La purification de la chair est votre accomplissement. Moi, j'ai fait la Volonté de mon Père. Vous, en moi, faites la Volonté de mon Père. Ma Mère apparaît de par le monde. Elle est avec vous, elle enveloppe votre amour conditionnel avec son amour inconditionnel et elle vous amène à moi. Moi qui suis la Toute-Puissance, je vous rends beaux, mes enfants. Je vous rends forts, mes enfants, afin que vous puissiez tous vous regarder, afin que tous vous puissiez voir ce que j'ai fait en vous. Vos frères et vos sœurs seront votre image. Lorsque vous verrez des souffrances dans vos frères et dans vos sœurs, sachez que ces souffrances sont en vous. Ils seront pour vous un modèle dans lequel vous pénétrerez. Cela vous aidera à vous regarder et à ne pas regarder votre prochain. C'est vous que vous verrez et tranquillement vous apprendrez à profiter de mes grâces, mes grâces de purification.

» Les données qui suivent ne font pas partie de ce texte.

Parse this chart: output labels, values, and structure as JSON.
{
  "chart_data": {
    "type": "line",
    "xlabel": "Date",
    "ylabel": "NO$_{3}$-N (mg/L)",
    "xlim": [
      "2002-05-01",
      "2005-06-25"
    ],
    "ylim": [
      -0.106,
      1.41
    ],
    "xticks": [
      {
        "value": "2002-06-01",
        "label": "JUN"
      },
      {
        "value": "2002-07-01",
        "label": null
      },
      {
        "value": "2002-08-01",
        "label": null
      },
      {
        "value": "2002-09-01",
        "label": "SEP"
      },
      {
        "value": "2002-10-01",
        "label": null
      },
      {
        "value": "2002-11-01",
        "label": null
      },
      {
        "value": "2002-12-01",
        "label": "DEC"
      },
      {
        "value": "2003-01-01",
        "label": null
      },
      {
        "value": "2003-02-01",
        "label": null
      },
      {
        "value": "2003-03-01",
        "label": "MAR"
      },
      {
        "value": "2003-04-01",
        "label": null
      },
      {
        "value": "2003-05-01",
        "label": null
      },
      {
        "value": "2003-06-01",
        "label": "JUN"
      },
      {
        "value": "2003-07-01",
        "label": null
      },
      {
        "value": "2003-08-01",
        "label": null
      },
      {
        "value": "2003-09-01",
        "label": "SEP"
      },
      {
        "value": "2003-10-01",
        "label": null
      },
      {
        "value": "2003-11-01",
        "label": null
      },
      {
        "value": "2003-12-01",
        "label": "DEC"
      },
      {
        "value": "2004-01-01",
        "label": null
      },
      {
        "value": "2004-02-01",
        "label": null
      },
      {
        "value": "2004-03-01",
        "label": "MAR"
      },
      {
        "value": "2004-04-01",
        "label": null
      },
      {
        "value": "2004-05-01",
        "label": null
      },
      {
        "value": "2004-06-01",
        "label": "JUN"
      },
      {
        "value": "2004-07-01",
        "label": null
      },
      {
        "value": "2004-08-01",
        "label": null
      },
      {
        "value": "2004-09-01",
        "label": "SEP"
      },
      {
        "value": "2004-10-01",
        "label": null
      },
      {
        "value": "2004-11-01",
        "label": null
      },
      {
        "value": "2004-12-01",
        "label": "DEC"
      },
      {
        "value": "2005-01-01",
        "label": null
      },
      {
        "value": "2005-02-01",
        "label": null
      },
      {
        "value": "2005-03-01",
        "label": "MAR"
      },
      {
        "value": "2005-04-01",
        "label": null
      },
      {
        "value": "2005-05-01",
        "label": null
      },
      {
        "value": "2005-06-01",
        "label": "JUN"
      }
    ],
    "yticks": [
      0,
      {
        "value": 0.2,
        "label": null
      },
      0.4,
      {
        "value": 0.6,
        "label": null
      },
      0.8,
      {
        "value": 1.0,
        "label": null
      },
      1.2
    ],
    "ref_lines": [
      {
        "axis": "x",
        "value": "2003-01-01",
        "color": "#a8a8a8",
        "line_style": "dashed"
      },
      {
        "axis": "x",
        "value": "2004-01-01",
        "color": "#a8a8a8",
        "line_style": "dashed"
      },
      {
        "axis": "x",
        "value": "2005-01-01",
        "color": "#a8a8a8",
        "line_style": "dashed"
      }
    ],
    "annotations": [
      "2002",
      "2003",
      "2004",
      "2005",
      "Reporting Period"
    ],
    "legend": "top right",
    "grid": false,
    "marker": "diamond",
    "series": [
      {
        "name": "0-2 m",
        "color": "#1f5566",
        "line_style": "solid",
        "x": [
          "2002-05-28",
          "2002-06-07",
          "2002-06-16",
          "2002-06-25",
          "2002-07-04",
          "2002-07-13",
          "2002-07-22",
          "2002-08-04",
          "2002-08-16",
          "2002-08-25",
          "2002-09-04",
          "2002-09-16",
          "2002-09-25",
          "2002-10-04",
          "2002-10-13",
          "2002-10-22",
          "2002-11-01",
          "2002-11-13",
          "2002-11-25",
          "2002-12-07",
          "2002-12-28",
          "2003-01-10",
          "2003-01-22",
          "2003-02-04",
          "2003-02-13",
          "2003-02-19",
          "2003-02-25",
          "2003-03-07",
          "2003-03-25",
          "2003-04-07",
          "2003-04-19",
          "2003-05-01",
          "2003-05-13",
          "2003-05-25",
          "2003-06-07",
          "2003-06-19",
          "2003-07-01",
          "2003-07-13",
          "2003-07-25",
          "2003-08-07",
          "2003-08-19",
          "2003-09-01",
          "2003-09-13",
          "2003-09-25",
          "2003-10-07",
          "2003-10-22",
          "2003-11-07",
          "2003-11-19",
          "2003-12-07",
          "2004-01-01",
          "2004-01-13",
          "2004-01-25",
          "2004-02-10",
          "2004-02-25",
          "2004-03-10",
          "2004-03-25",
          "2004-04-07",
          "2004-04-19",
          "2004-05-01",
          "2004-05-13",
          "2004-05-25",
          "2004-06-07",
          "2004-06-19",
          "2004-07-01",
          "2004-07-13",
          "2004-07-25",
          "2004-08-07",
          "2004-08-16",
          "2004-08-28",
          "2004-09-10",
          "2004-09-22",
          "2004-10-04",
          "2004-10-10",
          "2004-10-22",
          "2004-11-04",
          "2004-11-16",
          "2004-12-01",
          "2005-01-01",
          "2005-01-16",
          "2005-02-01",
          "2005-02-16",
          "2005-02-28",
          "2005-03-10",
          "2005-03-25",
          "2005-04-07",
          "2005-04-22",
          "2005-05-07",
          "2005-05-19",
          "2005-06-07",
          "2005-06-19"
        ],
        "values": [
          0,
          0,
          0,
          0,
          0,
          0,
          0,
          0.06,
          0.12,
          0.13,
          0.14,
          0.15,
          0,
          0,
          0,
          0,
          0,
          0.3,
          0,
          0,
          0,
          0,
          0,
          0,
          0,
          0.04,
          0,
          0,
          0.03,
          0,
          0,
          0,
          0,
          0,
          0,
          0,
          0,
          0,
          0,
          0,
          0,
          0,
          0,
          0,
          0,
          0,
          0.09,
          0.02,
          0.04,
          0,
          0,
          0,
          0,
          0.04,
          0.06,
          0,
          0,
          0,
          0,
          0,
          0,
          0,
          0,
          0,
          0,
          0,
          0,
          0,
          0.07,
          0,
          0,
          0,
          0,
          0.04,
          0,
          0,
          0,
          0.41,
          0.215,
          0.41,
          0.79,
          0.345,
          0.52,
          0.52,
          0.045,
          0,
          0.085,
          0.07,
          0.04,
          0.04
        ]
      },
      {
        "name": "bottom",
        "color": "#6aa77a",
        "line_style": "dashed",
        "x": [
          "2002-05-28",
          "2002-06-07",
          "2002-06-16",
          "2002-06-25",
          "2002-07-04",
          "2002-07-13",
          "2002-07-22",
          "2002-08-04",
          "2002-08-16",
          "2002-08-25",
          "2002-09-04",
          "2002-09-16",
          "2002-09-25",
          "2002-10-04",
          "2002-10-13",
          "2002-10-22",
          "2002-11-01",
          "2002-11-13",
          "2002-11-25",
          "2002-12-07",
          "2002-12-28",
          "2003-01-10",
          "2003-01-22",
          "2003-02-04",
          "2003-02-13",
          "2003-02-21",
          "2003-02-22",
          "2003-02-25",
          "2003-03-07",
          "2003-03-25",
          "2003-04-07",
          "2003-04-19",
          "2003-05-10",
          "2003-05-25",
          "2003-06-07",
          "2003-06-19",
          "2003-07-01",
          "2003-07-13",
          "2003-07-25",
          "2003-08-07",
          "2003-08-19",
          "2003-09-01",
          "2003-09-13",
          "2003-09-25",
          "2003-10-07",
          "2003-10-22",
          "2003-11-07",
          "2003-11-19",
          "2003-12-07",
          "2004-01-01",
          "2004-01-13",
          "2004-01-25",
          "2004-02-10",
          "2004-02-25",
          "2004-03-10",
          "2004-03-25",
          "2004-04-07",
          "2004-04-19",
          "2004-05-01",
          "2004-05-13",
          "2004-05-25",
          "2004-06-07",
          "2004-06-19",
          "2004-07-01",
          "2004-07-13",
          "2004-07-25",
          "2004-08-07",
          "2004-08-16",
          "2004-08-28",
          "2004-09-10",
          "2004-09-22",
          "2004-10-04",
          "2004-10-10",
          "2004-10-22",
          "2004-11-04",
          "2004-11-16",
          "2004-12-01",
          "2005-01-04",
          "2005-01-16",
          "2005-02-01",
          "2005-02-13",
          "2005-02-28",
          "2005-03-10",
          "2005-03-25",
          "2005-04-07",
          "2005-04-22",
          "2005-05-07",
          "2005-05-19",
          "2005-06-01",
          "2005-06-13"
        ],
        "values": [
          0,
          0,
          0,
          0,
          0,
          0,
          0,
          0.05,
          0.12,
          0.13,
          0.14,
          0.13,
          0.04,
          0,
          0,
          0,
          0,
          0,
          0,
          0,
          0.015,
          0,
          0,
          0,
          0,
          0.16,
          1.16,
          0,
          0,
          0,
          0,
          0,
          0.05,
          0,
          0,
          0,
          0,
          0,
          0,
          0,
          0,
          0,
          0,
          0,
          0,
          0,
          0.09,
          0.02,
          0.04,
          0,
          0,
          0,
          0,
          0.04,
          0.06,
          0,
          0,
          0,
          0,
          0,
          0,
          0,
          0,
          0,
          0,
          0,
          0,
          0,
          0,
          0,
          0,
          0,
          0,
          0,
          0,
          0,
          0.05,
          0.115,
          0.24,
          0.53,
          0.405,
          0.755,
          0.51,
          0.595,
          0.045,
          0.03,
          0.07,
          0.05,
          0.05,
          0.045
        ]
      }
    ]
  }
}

Ne vous inquiétez pas pour demain, profitez de votre présent. Votre présent, mes enfants, devra être nourriture pour vous-mêmes. Ce que demain sera, mon Père le sait. Il ne vous enlèvera pas vos difficultés, mais il vous comblera de ses grâces pour que vous puissiez passer à travers vos difficultés. Il est votre Père, il vous aime et tout ce que vous ferez, vous y goûterez. Vous goûterez à vos fruits d'amour, et vos fruits d'amour vous les amènerez avec vous dans son Royaume. Votre récompense sera grande, car chaque fruit d'amour vous apportera une joie éternelle. La vie éternelle se montrera généreuse.

Je vous aime, mes enfants. Aimez-vous, aimez votre prochain. Ma Mère vous tient par la main. Elle est présente.» Amen. Merci, Seigneur.

On aurait besoin d'une bonne bénédiction, hein? Cette nourriture spirituelle, il nous la faut.